= Barnesville, New Brunswick =

Barnesville is a rural community in the province of New Brunswick within the country of Canada. There are several small brooks, the Hammond River, and a lake in the area often used for sport fishing.

==Population==

Data on population is not collected by Statistics Canada.

==Location==
Barnesville is located along Route 820 in Kings County, New Brunswick. Saint John is 40 kilometres away and is the closest city. Hampton is 20 kilometres away and is the closest town. Additional surrounding rural areas include Upham, Primrose, and Grove Hill.

==History==

Barnesville was settled by John Barnes in approximately 1820. The community was first called South Stream and later changed to honour Thomas G. Barnes, the first postmaster. In 1898 Barnesville was a small farming community and had 1 post office, 2 stores, 2 churches.

==Education==
Students attend either Loch Lomond Elementary School or Hammond River Valley Elementary School for Grades Kindergarten to Grade 5. Students commute to Forest Hills Middle School (French Immersion) or Hampton Middle School for Grades 6-8. And Grades 9-12 at either a high school located in Saint John or Hampton High School.
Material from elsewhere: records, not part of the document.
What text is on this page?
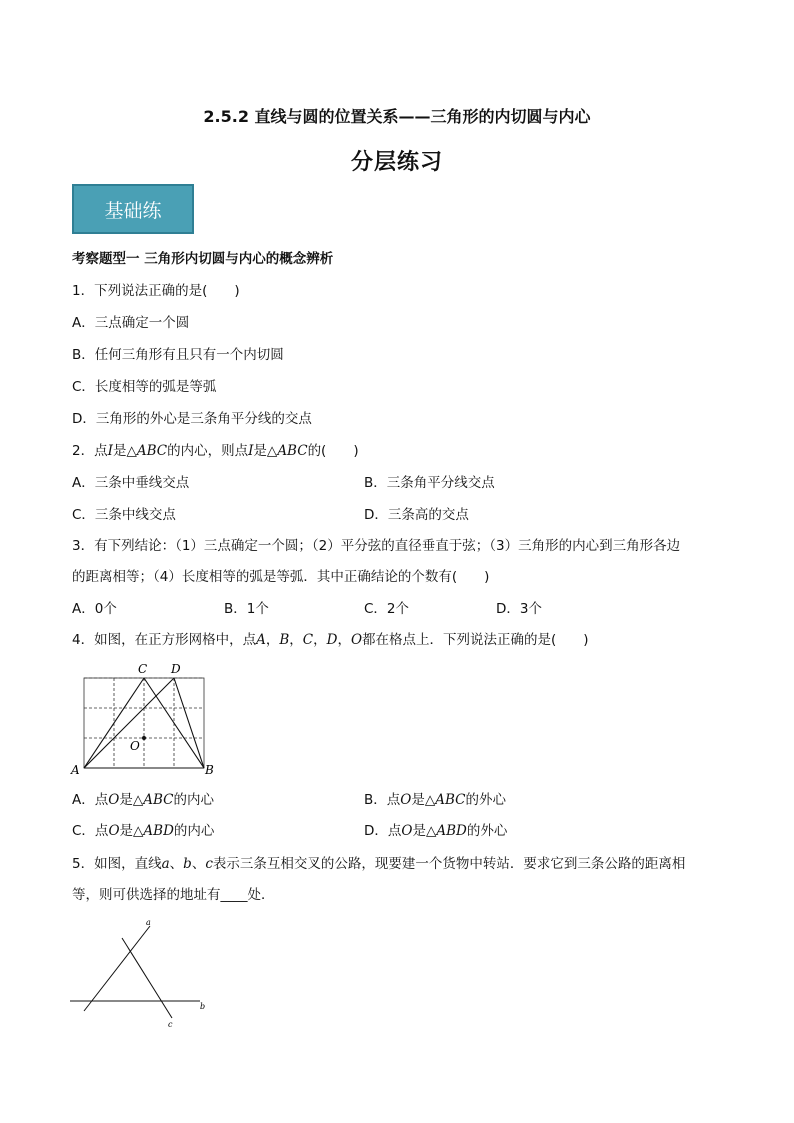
2.5.2 直线与圆的位置关系——三角形的内切圆与内心
分层练习
基础练
考察题型一 三角形内切圆与内心的概念辨析
1．下列说法正确的是(　　)
A．三点确定一个圆
B．任何三角形有且只有一个内切圆
C．长度相等的弧是等弧
D．三角形的外心是三条角平分线的交点
2．点I是△ABC的内心，则点I是△ABC的(　　)
A．三条中垂线交点	B．三条角平分线交点
C．三条中线交点	D．三条高的交点
3．有下列结论：（1）三点确定一个圆；（2）平分弦的直径垂直于弦；（3）三角形的内心到三角形各边
的距离相等；（4）长度相等的弧是等弧．其中正确结论的个数有(　　)
A．0个	B．1个	C．2个	D．3个
4．如图，在正方形网格中，点A，B，C，D，O都在格点上．下列说法正确的是(　　)
A	B
C D
O
A．点O是△ABC的内心	B．点O是△ABC的外心
C．点O是△ABD的内心	D．点O是△ABD的外心
5．如图，直线a、b、c表示三条互相交叉的公路，现要建一个货物中转站．要求它到三条公路的距离相
等，则可供选择的地址有____处．
a
b
c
==Amenities and industry==

There is one store and three churches.

A commercial greenhouse supplies flower baskets for local garden centers and retail stores and employs several people from the surrounding area.

A community garden was formed in the spring of 2015 by a group of local volunteers, with 30 allotments in use and 13 participants in the first year. It is located behind the Presbyterian church. The group offers free and low-cost gardening workshops for the public.

Only one fully operational farm - specializing in beef cattle - remains in the community.